Comments

  1. Mikey says

    I didn’t find this funny at all. It COULD have been somewhat humorous had the comedian not resorted to so many queeny stereotypes during the presentation, like constantly referring to people in the audience as “girl”.

    I was hoping that we could actually get past that old vision of ourselves. As far as I’m concerned, this was just a completely missed opportunity. It had potential to actually be funny, laughing at some old stereotypes, showing how we’ve changed over time. instead, it replaced old stereotypes with slightly newer ones.

  2. Paul R says

    The original hanky code is among the few countless elements of gay activity (current or former, mainstream or rare) I’ve described to various straight friends that left them absolutely baffled and convinced I was making it up. I’ve never used it, but I got it. To them it was a completely foreign idea—far more any fetish, fashion, performer, etc.

  3. freak says

    Absolutely disgusting – both the “performer” and “humor”. It is this kind of stereotypical trash that is keeping gay men in their ghettos.

  4. graphicjack says

    Oh, stop clutching your pearls, ladies… it was a funny idea. The only flaw? Clearly anything to do with the Golden Girls needs to be a pastel colour, or better yet, all the pastel colours together. Maybe a pastel-coloured shoulder pad?

  5. Throwslikeagirl says

    Oh gawd, found this hysterical! Actually did a spit take with my morning coffee over “teal means a problem with collectables”. It probably helps that I’m 65. You’re t-t-t-talkin’ about MY generation.

  6. Jack M says

    What color hanky do we use for fussy queens who have to pick apart, criticize and whine about everything? Plenty of guys on this site deserve that one.

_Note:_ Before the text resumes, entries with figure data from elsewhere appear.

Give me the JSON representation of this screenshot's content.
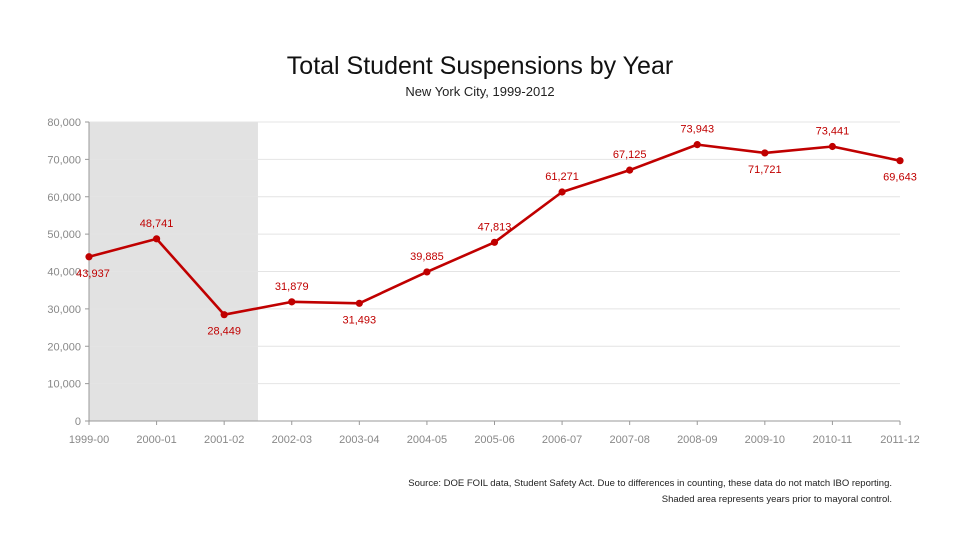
{
  "chart_data": {
    "type": "line",
    "title": "Total Student Suspensions by Year",
    "subtitle": "New York City, 1999-2012",
    "xlabel": "",
    "ylabel": "",
    "categories": [
      "1999-00",
      "2000-01",
      "2001-02",
      "2002-03",
      "2003-04",
      "2004-05",
      "2005-06",
      "2006-07",
      "2007-08",
      "2008-09",
      "2009-10",
      "2010-11",
      "2011-12"
    ],
    "series": [
      {
        "values": [
          43937,
          48741,
          28449,
          31879,
          31493,
          39885,
          47813,
          61271,
          67125,
          73943,
          71721,
          73441,
          69643
        ],
        "data_labels": [
          "43,937",
          "48,741",
          "28,449",
          "31,879",
          "31,493",
          "39,885",
          "47,813",
          "61,271",
          "67,125",
          "73,943",
          "71,721",
          "73,441",
          "69,643"
        ]
      }
    ],
    "ylim": [
      0,
      80000
    ],
    "yticks": [
      0,
      10000,
      20000,
      30000,
      40000,
      50000,
      60000,
      70000,
      80000
    ],
    "ytick_labels": [
      "0",
      "10,000",
      "20,000",
      "30,000",
      "40,000",
      "50,000",
      "60,000",
      "70,000",
      "80,000"
    ],
    "grid": true,
    "legend": "none",
    "shaded_categories": [
      "1999-00",
      "2000-01",
      "2001-02"
    ],
    "colors": {
      "line": "#c00000",
      "shade": "#e2e2e2",
      "grid": "#e4e4e4",
      "axis": "#999999"
    }
  },
  "notes": {
    "source": "Source: DOE FOIL data, Student Safety Act.  Due to differences in counting, these data do not match IBO reporting.",
    "shaded": "Shaded area represents years prior to mayoral control."
  }
}
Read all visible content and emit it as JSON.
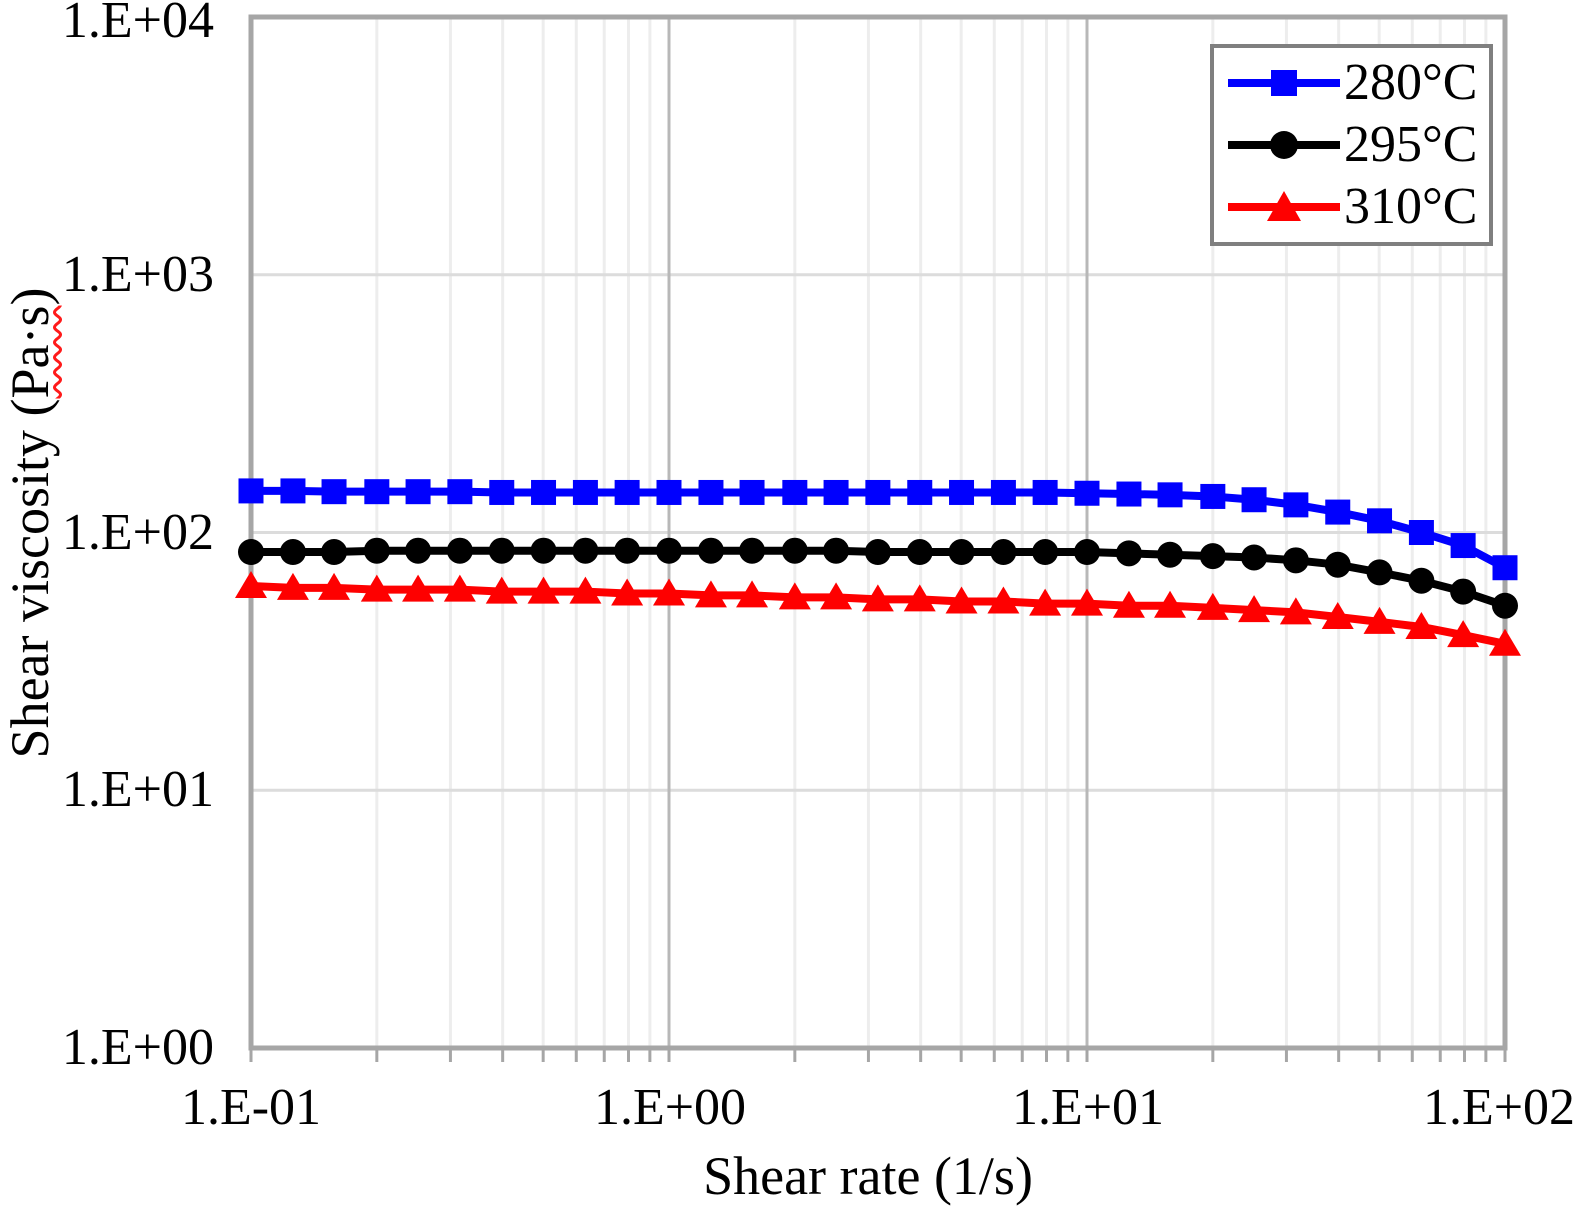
{
  "chart_data": {
    "type": "line",
    "title": "",
    "xlabel": "Shear rate (1/s)",
    "ylabel": "Shear viscosity (Pa·s)",
    "ylabel_parts": {
      "prefix": "Shear viscosity (",
      "unit": "Pa·s",
      "suffix": ")"
    },
    "x_scale": "log",
    "y_scale": "log",
    "xlim": [
      0.1,
      100
    ],
    "ylim": [
      1,
      10000
    ],
    "x_ticks": [
      0.1,
      1,
      10,
      100
    ],
    "y_ticks": [
      1,
      10,
      100,
      1000,
      10000
    ],
    "x_tick_labels": [
      "1.E-01",
      "1.E+00",
      "1.E+01",
      "1.E+02"
    ],
    "y_tick_labels": [
      "1.E+00",
      "1.E+01",
      "1.E+02",
      "1.E+03",
      "1.E+04"
    ],
    "grid": {
      "vertical_minor": true,
      "vertical_major": true,
      "horizontal_major": true,
      "horizontal_minor": false
    },
    "legend_position": "top-right",
    "x": [
      0.1,
      0.126,
      0.158,
      0.2,
      0.251,
      0.316,
      0.398,
      0.501,
      0.631,
      0.794,
      1,
      1.26,
      1.58,
      2,
      2.51,
      3.16,
      3.98,
      5.01,
      6.31,
      7.94,
      10,
      12.6,
      15.8,
      20,
      25.1,
      31.6,
      39.8,
      50.1,
      63.1,
      79.4,
      100
    ],
    "series": [
      {
        "name": "280°C",
        "color": "#0000fe",
        "marker": "square",
        "values": [
          145,
          145,
          144,
          144,
          144,
          144,
          143,
          143,
          143,
          143,
          143,
          143,
          143,
          143,
          143,
          143,
          143,
          143,
          143,
          143,
          142,
          141,
          140,
          138,
          134,
          128,
          120,
          111,
          100,
          89,
          73
        ]
      },
      {
        "name": "295°C",
        "color": "#000000",
        "marker": "circle",
        "values": [
          84,
          84,
          84,
          85,
          85,
          85,
          85,
          85,
          85,
          85,
          85,
          85,
          85,
          85,
          85,
          84,
          84,
          84,
          84,
          84,
          84,
          83,
          82,
          81,
          80,
          78,
          75,
          70,
          65,
          59,
          52
        ]
      },
      {
        "name": "310°C",
        "color": "#fe0000",
        "marker": "triangle",
        "values": [
          62,
          61,
          61,
          60,
          60,
          60,
          59,
          59,
          59,
          58,
          58,
          57,
          57,
          56,
          56,
          55,
          55,
          54,
          54,
          53,
          53,
          52,
          52,
          51,
          50,
          49,
          47,
          45,
          43,
          40,
          37
        ]
      }
    ],
    "style": {
      "axis_border_color": "#a6a6a6",
      "tick_color": "#a6a6a6",
      "grid_minor_color": "#ededed",
      "grid_major_v_color": "#b8b8b8",
      "grid_major_h_color": "#dcdcdc",
      "legend_border_color": "#7f7f7f",
      "spellcheck_underline_color": "#ff1a1a"
    }
  }
}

    It’s called humor, boys!

  7. Gregory in Seattle says

    @Jack M – “What color hanky do we use for fussy queens who have to pick apart, criticize and whine about everything?”

    Orange paisley: busy, loud, and goes with absolutely nothing.

  8. Mike8787 says

    I thought this was hilarious, and the people complaining here (1) don’t know how to take a joke or (2) are trolls. Begone, the video was great.

  9. Gregory In Seattle says

    @Will – Meant to add: The Meeting (http://www.themeetingshow.com/) is a nightclub act which takes the form of an orientation meeting for new members. It parodies stereotypes in order to skewer them, and from the video clips I’ve seen, they do a fine job of that.

    For what it is worth, Sayre (the person speaking) is himself gay. He knows full well where the boils of pretension can be found, and is an expert at lancing them.

  10. MichaelJ says

    I though I would find this lame but I loved it. Sayre doesn’t just repeat the stereotypes: he gets at the elements of truth behind them. My favorite lines:

    “Because you get called ‘faggot’ once on the street does not make you Rosa Parks.”

    “You’ve been on that date where it’s three in the morning and your date is asking for a sales pitch about an omelette and all you want to do is die.”

  11. Sam says

    Whether comic genius or pathetic lameness its a welcomed relief our community have ‘grown-up’ and moved on as a whole rather than obsessing over clone clothing accessories for identity and identification hook-ups of times gone by. It is now replaced by cell phone apps.

  12. The Other One says

    The hanky code is a relic of the closet and the pre-AIDS era. While its occasional appearance in the BDSM community might be meaningful for some segment of that community’s members, it’s completely unnecessary and perhaps even a bit insulting at this point. Dehumanizing and clone-y. No thanks, not funny, not sexy, just sort of sleazy, really.

  13. Mikey says

    So, for anyone here who really liked this video, thought it was funny, etc… you’re all saying that anyone who disagrees with you is a “insert invective”?

    The irony.

  14. BrokebackBob says

    You know girls/boys/men/women/whatever, if we don’t start speaking from the same page, the haters will have their way with us and not in a good way.